Oh, nós, os espantosamente grandes
Sentimos por vezes
Que nos faltam os brinquedos.

Temos tudo o que necessitamos,
Mas faltam-nos os brinquedos.
Temos saudades do optimismo
Do coração de algodão das bonecas
E da nossa nau
Com três fieiras de velas,
Que tanto sulcava as águas
Como a terra firme.

Gostaríamos de montar um cavalo de madeira
E que o cavalo relinchasse ao mesmo tempo que a madeira
E que nós lhe disséssemos: 'Leva-nos a algum sítio
Não importa qual,
Porque em qualquer sítio da vida
Propomo-nos levar a cabo
Formidáveis façanhas'.

Oh, quanta falta, por vezes, nos fazem os brinquedos!
Mas nem sequer podemos estar tristes
Por essa razão,
E chorar com toda a alma,
Agarrando a perna da cadeira
Porque somos tão adultos
Que não há ninguém mais velho que nós
Para nos acariciar.

Marin Sorescu

(Via Amélia Pais)

domingo, maio 24, 2009

Construir no homem

MON PAYS

Vois-tu
nous avons d'abord bâti dans du sable,
le vent a emporté le sable.
Puis nous avons bâti dans du roc,
la foudre a brisé le roc.
Il faut qu'on pense sérieusement à batir
dans l'homme.

Ahmed Bouanani
Poeta marroquino
1939, Casablanca



O meu país

Vê bem
Construímos primeiramente na areia
o vento levou a areia
Depois construímos na pedra
o raio quebrou a pedra
Temos de pensar seriamente em construir
no homem

Tradução de Amélia Pais
Com o agradecimento à Amélia Pais

sexta-feira, maio 22, 2009

Momentos com a música

LUDWIG VAN BEETHOVEN:
ODE AN DIE FREUDE, DA SINFONIA No. 9

Não sei se isto é um hino e os anjos
precisam deste instrumento
para ampliar o silêncio. O que sei
é que chega de longe esta surpresa
de poder segmentar em força o coração
que em mim pulsa e eu não sei
de onde vem quando na música
pressinto um tema que só aos anjos pode pertencer
pela pujante candura dos acordes
e a humilde magnificência da alegria.

Tudo quanto ignoro é que está bem.


Amadeu Baptista

(Poema via Amélia Pais)

segunda-feira, abril 06, 2009

Neste tempo de desconfiança e decadência

Hoje evoco e deixo três poemas(*)

Este é o tempo
Da selva mais obscura

Até o ar azul se tornou grades
E a luz do sol se tornou impura

Esta é a noite
Densa de chacais
Pesada de amargura

Este é o tempo em que os homens renunciam

________

Tempo de solidão e de incerteza
Tempo de medo e tempo de traição
Tempo de injustiça e de vileza
Tempo de negação

Tempo de covardia e tempo de ira
Tempo de mascarada e de mentira
Tempo de escravidão

Tempo dos coniventes sem cadastro
Tempo de silêncio e de mordaça
Tempo onde o sangue não tem rasto
Tempo da ameaça
_______

Cantaremos o desencontro:
O limiar e o linear perdidos

Cantaremos o desencontro:
A vida errada num país errado
Novos ratos mostram a avidez antiga


____________________
(*) Sophia de Mello Breyner Andresen

sexta-feira, março 13, 2009

Para uma pausa

(Fujo à palavra fim e escrevo pausa. Vou tentar sacudir o desencanto)

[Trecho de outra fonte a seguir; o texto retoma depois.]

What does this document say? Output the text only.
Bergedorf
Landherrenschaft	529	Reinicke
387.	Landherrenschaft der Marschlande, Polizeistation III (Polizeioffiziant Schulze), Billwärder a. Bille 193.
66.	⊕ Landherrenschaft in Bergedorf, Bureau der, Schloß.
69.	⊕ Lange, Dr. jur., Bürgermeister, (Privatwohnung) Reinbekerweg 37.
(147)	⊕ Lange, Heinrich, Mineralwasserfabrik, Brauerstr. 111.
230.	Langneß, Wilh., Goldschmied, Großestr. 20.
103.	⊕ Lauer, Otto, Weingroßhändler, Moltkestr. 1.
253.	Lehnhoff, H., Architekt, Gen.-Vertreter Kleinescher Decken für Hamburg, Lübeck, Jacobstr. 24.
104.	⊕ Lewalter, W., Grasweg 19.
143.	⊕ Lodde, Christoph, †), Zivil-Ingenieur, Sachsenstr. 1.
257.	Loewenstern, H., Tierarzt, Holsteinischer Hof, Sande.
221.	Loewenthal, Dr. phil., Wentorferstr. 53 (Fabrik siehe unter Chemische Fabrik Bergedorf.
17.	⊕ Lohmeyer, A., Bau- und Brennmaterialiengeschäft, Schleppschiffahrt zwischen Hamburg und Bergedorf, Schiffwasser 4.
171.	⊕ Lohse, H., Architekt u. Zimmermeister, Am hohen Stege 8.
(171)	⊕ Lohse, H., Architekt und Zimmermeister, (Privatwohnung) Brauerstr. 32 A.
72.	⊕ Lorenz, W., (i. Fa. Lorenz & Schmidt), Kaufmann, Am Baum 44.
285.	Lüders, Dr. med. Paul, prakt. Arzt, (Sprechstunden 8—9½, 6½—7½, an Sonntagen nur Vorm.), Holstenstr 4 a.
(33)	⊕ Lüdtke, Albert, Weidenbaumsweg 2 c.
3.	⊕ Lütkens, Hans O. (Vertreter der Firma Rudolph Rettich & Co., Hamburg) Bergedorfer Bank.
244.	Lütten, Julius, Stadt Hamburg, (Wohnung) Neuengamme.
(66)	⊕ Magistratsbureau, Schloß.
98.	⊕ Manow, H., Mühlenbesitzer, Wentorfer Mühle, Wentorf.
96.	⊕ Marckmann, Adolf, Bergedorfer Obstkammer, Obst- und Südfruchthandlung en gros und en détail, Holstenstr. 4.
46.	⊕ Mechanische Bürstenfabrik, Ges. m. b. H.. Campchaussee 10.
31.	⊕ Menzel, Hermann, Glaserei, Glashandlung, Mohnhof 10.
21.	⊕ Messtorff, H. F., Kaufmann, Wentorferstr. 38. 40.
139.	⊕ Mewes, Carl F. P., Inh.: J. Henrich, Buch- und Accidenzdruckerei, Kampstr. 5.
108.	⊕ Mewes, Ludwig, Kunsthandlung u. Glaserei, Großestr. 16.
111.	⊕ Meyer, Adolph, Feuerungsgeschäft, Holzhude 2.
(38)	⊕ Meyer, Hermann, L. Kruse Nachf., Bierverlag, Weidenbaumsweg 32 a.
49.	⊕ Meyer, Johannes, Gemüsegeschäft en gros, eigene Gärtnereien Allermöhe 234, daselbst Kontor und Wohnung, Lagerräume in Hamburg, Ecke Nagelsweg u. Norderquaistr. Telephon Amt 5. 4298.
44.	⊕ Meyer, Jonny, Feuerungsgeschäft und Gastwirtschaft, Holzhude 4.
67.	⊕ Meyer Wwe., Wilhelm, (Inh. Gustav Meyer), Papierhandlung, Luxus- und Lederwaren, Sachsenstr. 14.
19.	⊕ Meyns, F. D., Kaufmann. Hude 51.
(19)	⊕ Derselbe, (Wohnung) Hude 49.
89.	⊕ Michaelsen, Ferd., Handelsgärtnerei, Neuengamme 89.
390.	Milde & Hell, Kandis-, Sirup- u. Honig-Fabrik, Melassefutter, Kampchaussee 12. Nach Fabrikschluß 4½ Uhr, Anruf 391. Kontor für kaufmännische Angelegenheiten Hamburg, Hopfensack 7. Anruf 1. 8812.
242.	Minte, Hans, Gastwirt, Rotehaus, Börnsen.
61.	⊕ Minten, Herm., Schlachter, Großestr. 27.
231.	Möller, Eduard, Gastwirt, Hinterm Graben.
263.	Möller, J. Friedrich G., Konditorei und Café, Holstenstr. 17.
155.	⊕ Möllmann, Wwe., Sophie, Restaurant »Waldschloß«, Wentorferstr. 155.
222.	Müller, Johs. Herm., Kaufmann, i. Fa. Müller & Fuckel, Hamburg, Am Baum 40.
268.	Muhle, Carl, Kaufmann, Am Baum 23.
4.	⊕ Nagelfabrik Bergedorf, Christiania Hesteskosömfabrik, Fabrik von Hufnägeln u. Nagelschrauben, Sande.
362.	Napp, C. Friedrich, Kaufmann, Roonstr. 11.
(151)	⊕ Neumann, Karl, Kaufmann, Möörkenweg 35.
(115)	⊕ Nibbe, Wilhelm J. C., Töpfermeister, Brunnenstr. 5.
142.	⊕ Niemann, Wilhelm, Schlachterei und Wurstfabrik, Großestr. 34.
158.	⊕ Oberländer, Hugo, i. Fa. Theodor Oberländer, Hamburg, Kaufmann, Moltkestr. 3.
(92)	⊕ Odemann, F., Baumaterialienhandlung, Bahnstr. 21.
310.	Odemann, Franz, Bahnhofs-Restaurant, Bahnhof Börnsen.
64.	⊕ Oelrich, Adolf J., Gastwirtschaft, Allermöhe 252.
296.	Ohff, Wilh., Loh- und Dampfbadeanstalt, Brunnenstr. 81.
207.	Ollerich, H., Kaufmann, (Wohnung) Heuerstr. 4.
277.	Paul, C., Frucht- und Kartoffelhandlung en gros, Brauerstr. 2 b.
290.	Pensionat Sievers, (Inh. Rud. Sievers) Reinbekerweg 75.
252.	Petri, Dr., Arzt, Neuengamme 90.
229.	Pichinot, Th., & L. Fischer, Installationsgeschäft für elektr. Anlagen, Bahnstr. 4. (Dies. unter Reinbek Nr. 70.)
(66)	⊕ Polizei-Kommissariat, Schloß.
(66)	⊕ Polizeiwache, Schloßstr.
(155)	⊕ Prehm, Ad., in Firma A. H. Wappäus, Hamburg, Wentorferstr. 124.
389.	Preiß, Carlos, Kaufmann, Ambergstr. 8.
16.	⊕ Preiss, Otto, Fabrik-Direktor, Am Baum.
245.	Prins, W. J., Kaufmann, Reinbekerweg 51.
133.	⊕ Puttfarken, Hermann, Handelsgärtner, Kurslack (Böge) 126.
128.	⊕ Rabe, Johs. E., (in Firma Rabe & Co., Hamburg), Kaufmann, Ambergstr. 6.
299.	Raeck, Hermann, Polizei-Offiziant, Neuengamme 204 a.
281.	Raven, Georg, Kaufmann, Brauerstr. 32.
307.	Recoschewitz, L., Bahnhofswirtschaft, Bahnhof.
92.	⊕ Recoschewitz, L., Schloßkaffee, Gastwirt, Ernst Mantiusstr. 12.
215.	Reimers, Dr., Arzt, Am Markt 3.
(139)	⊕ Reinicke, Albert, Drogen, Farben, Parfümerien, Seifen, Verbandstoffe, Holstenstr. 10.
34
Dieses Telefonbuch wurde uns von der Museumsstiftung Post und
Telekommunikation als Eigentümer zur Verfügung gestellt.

Caminante, son tus huellas
el camino, y nada más;
caminante, no hay camino,
se hace camino al andar,
Al andar se hace el camino,
y al volver la vista atrás
se ve la senda que nunca
se ha de volver a pisar.
Caminante, no hay camino,
sino estelas en el mar.

Antonio Machado

________
Poema recebido da Amélia Pais

quarta-feira, março 04, 2009

Sentindo o poema

A criança que fui chora na estrada.
Deixei-a ali quando vim ser quem sou;
Mas hoje, vendo que o que sou é nada,
Quero ir buscar quem fui onde ficou.

Ah, como hei-de encontrá-lo? Quem errou
A vinda tem a regressão errada.
Já não sei de onde vim nem onde estou.
De o não saber, minha alma está parada.

Se ao menos atingir neste lugar
Um alto monte, de onde possa enfim
O que esqueci, olhando-o, relembrar,

Na ausência, ao menos, saberei de mim,
E, ao ver-me tal qual fui ao longe, achar
Em mim um pouco de quando era assim.



Fernando Pessoa

sábado, fevereiro 14, 2009

Metade

Que a morte de tudo em que acredito
Não me tape os ouvidos e a boca
Porque metade de mim é o que eu grito
Mas a outra metade é silêncio.

terça-feira, fevereiro 10, 2009

Quando os poetas me falam

Por vezes estou triste e um poeta fala-me e faz-me ficar mais triste. Então, trago o poema para o meu cantinho para me reconciliar com a tristeza.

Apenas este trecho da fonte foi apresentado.